Fetch the live profile (when available)
At session or skill start, if a configured Traigent client is available, seed the profile from the
backend with the skill name:
policy = None
try: policy = await client.get_interaction_policy(skill="<this skill>")
except Exception: pass
Treat the returned profile as the STARTING seed: its control/expertise/pace axes plus
question_budget, options_max, and jargon_level replace the static defaults below. Explicit user
corrections in-conversation ALWAYS override the seed. If the call is unavailable or
fallback_policy="static_v1", simply use the static defaults below; the SDK already fails soft.
- Always be concise.
- Match terminology to expertise. For
se: plain engineering words; define each Traigent or
statistics term once in plain language (no Bayesian / variance-decomposition / Pareto jargon
unless asked). For ds: compact optimization and statistical terms are fine.
- Presenting options: show at most 3, mark exactly one Recommended, and give one short
persona-appropriate trade-off per option.
- Autonomy. For
delegate or execute: pick the recommended reversible action and proceed, asking
only at hard gates. For guided: offer options with a recommendation at the key decisions. For
inspect or explore: give brief rationale or evidence before asking, and ask before branch
choices.
- Hard gates — always confirm regardless of persona: paid or provider model calls, sending data or
private content off the machine, destructive edits, decisions the Traigent service is meant to
return, and any missing fact the step truly requires.
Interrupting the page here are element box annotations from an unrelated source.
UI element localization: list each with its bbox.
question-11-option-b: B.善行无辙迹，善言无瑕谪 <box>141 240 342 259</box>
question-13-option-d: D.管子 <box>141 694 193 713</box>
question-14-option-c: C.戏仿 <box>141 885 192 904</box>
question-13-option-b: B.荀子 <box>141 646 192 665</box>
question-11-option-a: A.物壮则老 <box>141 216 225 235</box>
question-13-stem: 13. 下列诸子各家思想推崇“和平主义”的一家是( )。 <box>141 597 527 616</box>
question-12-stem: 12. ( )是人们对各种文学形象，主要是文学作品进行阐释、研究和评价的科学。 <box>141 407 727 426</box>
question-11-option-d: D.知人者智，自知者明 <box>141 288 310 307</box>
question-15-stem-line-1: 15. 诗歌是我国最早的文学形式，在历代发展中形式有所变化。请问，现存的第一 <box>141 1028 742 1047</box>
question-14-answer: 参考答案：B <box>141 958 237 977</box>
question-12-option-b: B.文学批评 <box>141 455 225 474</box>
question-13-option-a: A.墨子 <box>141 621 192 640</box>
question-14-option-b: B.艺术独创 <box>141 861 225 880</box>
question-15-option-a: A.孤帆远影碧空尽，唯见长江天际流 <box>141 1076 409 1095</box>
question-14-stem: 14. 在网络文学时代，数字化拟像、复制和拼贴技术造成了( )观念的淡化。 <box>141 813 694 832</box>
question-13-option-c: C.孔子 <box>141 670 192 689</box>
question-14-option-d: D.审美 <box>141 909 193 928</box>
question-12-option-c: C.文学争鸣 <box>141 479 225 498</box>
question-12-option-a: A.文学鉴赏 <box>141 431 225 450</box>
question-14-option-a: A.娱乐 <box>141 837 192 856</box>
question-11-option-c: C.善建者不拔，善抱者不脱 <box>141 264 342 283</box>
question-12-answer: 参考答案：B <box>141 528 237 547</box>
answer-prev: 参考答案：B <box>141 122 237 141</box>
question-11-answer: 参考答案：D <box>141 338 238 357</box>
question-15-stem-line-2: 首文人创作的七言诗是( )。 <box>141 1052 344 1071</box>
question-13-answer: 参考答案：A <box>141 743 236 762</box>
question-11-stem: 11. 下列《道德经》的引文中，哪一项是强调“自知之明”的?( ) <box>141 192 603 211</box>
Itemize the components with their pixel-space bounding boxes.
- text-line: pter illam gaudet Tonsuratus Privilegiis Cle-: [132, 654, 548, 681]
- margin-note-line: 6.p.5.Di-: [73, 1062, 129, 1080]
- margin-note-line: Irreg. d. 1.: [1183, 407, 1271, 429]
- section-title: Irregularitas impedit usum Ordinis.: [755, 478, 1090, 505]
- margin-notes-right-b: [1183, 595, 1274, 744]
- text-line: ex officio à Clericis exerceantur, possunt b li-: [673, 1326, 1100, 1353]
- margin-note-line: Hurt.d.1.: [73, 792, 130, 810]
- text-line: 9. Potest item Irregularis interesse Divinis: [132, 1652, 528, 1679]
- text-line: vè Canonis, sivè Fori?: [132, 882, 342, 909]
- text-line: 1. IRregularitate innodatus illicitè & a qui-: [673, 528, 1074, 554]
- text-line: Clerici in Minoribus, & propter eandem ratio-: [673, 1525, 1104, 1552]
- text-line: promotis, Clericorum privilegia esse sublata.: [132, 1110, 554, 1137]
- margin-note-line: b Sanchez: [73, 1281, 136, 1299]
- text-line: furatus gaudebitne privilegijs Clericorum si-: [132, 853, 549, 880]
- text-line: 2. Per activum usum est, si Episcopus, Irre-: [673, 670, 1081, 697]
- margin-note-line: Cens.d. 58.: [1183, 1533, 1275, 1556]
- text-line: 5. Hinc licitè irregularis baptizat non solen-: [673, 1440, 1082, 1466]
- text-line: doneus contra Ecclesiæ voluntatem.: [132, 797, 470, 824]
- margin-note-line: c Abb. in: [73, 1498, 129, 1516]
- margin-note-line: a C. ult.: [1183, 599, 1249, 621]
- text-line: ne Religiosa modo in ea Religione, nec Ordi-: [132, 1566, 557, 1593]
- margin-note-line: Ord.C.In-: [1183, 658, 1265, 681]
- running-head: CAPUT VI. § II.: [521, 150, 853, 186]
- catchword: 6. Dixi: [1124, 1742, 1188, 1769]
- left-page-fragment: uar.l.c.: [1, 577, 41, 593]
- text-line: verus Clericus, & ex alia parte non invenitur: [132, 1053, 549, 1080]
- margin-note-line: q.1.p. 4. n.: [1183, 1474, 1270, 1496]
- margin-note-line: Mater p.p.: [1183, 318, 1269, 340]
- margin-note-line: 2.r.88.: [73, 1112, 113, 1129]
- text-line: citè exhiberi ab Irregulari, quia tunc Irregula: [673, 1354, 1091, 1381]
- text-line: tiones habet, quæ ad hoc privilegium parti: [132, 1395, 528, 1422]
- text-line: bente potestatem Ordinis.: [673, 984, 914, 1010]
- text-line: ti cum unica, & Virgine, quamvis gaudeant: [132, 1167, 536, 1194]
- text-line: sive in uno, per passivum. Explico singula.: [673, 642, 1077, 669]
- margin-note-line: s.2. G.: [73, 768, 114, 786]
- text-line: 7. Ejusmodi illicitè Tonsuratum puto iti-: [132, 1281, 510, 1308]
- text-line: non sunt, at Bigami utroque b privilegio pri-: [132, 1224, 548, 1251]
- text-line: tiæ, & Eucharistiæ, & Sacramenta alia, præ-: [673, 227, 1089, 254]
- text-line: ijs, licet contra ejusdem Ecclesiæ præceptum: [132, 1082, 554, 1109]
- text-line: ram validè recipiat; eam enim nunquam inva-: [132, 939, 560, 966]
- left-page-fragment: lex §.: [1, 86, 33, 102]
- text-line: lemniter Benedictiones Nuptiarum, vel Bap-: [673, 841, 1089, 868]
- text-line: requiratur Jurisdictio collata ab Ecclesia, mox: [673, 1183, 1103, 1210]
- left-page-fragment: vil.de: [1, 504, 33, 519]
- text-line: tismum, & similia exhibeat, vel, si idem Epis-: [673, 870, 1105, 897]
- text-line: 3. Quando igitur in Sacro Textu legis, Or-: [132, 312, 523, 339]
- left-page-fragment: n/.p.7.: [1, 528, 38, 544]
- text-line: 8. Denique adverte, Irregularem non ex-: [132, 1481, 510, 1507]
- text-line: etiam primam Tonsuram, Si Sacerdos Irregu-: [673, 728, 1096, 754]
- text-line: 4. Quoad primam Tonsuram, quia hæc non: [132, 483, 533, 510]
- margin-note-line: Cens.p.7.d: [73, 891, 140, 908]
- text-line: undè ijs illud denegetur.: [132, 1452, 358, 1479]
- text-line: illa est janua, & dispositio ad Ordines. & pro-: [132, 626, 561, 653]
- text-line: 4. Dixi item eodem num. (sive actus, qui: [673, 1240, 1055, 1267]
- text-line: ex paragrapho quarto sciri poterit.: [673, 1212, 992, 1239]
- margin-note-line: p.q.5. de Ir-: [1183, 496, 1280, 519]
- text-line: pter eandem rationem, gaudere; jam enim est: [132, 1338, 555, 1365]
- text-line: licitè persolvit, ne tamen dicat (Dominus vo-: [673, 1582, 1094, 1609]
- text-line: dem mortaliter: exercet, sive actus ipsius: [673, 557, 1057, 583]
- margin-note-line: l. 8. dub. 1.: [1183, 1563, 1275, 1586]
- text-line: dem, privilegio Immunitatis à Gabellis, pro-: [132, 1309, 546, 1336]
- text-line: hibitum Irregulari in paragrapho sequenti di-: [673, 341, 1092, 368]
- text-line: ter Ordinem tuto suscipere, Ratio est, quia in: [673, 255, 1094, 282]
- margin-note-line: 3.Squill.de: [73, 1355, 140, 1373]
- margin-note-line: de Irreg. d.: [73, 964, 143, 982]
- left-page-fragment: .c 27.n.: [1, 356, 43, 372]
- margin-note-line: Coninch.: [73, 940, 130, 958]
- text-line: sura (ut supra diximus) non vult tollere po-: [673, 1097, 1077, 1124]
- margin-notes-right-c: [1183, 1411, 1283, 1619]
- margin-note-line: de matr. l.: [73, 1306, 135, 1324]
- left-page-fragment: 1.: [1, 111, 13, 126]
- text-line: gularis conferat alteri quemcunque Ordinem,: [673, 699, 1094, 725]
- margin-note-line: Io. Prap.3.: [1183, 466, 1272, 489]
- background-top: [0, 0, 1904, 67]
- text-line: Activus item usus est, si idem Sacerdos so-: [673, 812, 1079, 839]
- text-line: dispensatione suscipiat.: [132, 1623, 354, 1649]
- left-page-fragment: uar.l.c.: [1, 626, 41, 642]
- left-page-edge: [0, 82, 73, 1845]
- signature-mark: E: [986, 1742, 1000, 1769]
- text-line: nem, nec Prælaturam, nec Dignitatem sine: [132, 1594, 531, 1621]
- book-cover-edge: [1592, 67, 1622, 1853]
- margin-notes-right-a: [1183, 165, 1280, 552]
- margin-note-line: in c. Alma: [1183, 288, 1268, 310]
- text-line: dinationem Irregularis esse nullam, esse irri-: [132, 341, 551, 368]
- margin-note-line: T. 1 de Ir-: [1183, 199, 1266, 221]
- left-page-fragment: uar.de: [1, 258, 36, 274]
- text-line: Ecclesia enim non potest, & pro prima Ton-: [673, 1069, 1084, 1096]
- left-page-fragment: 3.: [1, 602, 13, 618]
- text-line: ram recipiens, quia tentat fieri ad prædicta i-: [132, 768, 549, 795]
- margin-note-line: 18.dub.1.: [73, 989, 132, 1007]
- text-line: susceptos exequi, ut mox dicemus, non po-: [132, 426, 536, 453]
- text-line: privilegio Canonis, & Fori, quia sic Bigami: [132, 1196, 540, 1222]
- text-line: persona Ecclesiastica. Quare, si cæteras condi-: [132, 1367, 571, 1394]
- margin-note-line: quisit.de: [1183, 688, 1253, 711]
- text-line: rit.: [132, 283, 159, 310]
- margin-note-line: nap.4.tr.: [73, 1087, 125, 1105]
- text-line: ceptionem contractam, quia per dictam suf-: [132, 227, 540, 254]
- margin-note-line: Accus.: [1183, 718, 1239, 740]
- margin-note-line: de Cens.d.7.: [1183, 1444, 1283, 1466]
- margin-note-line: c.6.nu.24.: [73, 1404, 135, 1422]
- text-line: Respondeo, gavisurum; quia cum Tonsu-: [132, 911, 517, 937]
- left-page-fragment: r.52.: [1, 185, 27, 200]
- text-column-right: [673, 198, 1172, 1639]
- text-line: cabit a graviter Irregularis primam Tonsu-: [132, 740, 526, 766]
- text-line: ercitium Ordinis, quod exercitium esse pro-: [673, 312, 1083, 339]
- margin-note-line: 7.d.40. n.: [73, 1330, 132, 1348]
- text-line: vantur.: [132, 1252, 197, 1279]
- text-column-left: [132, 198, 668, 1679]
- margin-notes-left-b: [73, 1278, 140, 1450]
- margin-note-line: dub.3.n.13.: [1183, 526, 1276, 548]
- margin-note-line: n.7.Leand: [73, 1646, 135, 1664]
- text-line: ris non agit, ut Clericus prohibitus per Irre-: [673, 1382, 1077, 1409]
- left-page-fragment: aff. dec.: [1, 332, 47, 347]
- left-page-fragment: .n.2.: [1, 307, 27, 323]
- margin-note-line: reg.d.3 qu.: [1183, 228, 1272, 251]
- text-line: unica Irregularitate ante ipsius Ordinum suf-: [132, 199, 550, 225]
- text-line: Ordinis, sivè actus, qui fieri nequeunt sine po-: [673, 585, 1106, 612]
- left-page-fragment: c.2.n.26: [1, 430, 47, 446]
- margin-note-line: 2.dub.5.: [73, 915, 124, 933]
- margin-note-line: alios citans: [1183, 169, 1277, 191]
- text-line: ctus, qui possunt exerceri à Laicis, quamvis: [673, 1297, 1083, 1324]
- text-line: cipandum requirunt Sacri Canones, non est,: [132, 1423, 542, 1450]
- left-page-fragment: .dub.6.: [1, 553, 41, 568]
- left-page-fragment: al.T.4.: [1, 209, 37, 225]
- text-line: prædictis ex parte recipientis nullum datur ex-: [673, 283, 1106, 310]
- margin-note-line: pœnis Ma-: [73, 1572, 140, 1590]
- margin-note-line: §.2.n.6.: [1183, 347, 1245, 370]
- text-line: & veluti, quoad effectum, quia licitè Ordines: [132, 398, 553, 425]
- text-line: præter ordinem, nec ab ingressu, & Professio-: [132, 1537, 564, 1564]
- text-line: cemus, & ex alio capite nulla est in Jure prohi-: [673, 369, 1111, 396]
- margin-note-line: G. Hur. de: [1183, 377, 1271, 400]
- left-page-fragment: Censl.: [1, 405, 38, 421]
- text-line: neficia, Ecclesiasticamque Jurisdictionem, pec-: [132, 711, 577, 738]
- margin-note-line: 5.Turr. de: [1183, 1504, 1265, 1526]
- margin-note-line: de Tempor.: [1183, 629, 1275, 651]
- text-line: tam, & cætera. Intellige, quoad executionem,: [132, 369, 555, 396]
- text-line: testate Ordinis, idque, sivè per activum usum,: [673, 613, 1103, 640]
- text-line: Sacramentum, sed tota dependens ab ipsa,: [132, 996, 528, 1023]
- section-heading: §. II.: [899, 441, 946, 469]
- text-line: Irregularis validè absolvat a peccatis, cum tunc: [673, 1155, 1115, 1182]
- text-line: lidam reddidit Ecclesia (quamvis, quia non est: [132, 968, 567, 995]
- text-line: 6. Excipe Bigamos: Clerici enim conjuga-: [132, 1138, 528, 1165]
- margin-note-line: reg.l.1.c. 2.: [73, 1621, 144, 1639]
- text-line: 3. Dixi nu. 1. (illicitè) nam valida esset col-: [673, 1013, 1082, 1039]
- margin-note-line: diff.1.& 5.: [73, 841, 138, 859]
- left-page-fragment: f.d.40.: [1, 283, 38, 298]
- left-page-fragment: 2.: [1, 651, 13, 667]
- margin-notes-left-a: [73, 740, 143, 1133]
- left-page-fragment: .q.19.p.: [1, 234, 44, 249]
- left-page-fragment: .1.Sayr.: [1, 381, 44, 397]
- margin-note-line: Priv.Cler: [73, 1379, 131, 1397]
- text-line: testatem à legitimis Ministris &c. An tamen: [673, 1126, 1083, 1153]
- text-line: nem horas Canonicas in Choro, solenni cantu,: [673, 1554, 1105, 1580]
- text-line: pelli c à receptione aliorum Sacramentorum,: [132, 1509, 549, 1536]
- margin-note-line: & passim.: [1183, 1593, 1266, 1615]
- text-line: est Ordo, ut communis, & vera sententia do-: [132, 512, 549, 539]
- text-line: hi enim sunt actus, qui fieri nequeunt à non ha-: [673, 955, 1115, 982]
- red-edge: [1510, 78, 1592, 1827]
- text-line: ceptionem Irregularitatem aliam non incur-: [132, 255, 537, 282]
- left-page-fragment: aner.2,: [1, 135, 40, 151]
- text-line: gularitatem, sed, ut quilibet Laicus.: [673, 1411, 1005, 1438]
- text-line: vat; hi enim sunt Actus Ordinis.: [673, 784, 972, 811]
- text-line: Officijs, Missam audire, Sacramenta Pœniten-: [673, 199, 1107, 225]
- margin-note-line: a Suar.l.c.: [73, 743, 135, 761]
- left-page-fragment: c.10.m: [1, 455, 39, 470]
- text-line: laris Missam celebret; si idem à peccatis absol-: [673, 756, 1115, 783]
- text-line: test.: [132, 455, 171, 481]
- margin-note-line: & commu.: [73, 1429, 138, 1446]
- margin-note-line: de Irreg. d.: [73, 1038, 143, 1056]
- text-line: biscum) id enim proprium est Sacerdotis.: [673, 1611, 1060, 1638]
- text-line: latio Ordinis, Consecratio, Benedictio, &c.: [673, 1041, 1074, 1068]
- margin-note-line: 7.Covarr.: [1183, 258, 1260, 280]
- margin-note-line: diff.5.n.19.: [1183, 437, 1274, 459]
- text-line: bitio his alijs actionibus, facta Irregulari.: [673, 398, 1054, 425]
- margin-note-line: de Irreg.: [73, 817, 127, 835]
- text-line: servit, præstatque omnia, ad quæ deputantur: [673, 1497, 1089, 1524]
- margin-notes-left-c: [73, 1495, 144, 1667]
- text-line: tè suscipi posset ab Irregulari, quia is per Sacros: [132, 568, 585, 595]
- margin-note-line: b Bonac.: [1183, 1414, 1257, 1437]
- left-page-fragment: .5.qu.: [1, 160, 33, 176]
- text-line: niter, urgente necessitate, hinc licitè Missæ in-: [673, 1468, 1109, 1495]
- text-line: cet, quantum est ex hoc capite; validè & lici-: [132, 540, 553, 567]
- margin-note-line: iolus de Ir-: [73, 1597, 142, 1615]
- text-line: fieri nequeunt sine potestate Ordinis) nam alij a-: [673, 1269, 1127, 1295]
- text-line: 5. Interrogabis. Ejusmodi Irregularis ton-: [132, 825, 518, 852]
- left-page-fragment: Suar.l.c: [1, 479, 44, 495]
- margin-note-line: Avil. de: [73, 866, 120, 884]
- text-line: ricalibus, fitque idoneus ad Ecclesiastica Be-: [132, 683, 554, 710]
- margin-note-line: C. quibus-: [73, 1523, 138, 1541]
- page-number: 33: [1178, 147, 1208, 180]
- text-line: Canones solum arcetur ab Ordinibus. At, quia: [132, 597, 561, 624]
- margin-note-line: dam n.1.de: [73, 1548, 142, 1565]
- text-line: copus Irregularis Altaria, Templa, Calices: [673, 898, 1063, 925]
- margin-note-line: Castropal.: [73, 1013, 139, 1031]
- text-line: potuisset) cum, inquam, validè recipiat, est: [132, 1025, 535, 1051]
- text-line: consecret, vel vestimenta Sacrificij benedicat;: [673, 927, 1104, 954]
- Always end by recommending the next Traigent skill or action to take.
- Never weaken Traigent safety: dry-run before any paid run; get explicit approval before real cost
or before any data leaves the machine; treat service-returned plans and next steps as
authoritative. Never put the persona profile or any private content into telemetry, run metadata,
experiment names, logs, or provenance files.